ECB overstepped its mandate, German top court says
07.02.14 @ 16:39
Berlin - Germany's Federal Constitutional Court on Friday (7 February) for the first time in its history referred a case to the EU's top judges - with the final ruling key to the future stability of the eurozone.
The case concerns the European Central Bank's (ECB's) controversial bond-buying proposal, a not-yet activated scheme announced in September 2012, which is largely considered to be the main reason why the euro-crisis has stabilised.
The German court said that the bank overstepped its mandate when promising to buy as many government bonds as necessary to stabilise the euro, known as Outright Monetary Transactions (OMT).
“Subject to the interpretation by the Court of Justice of the European Union, the Federal Constitutional Court considers the OMT Decision incompatible with primary law,” the Karlsruhe-based court said in a statement.

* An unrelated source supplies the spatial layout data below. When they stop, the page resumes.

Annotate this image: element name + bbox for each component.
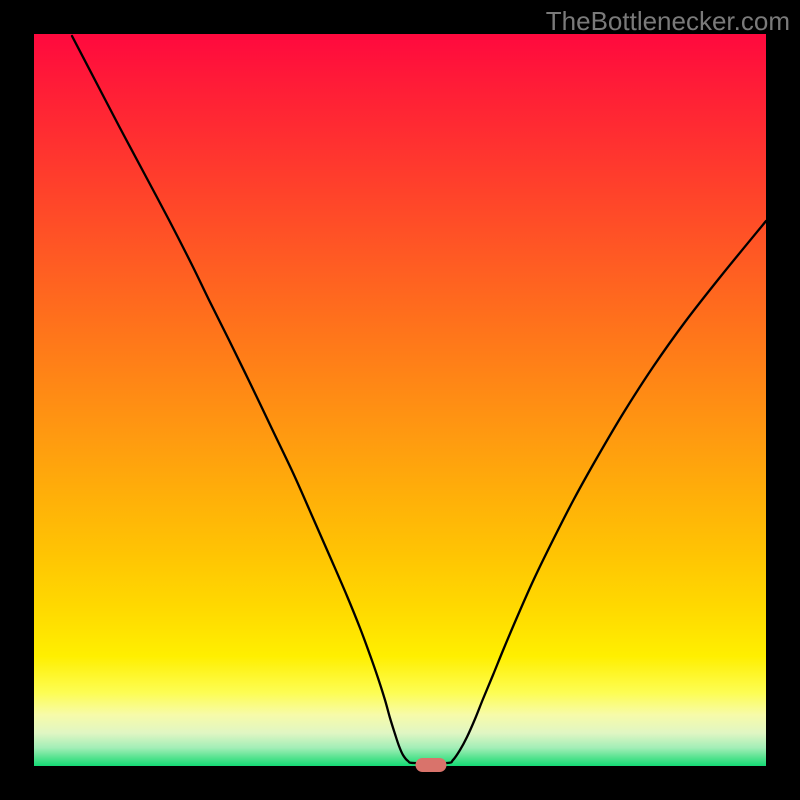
- chart-frame: TheBottlenecker.com: [0, 0, 800, 800]
- optimum-marker: [415, 758, 446, 772]
- bottleneck-curve: [34, 34, 766, 766]
- plot-area: [34, 34, 766, 766]
- watermark-text: TheBottlenecker.com: [546, 6, 790, 37]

It added, however, that a different ruling could be issued by the ECJ, "if the OMT decision could be interpreted as in conformity with primary law."
The German judges argue that the ECB overstepped its mandate because it promised to engage in what can be considered government financing, even if the bonds would not bought directly from the governments, but from traders.
According to EU law, the ECB is forbidden to directly fund governments.
But, if the OMT scheme was applied "restrictively" with a series of caveats - particularly that bond purchases are "limited" - it could be deemed legal, the German court said.
The case had been brought to the Karlsruhe court by the German Central Bank (Bundesbank), who opposed the scheme from the very beginning.
“The ECB takes note of the announcement made today by the German constitutional court,” the ECB said in a statement.
“The ECB reiterates that the OMT programme falls within its mandate,” it added.
A similar statement was made by the European Commission, where a spokesman on Friday said the EU executive is "confident" that the OMT is legal.
The parts of the constitutional challenge referring to Germany's participation in the eurozone bailout fund (ESM) will be ruled upon on 18 March.
As for the OMT final ruling, Karlsruhe will wait until the ECJ pronounces its verdict - a process which could take up to 16 months.
"It does not happen a lot that the German Constitutional Court passes sensitive decisions on to the European level," ING Bank's chief economist Carsten Brzeski said in an emailed statement.
"Today’s announcement therefore could either be a sign that the Court has reached its legal limits on European issues or that the issue is so tricky and touchy that it is better to pass it on," he added.
While the "fear factor" that Karlsruhe may repel OMT has been "clearly reduced," Brzeski warned that it is "not a given" that the ECJ will rubber-stamp the scheme.
The euro fell slightly on the news against the US dollar, the British pound and the Swiss franc.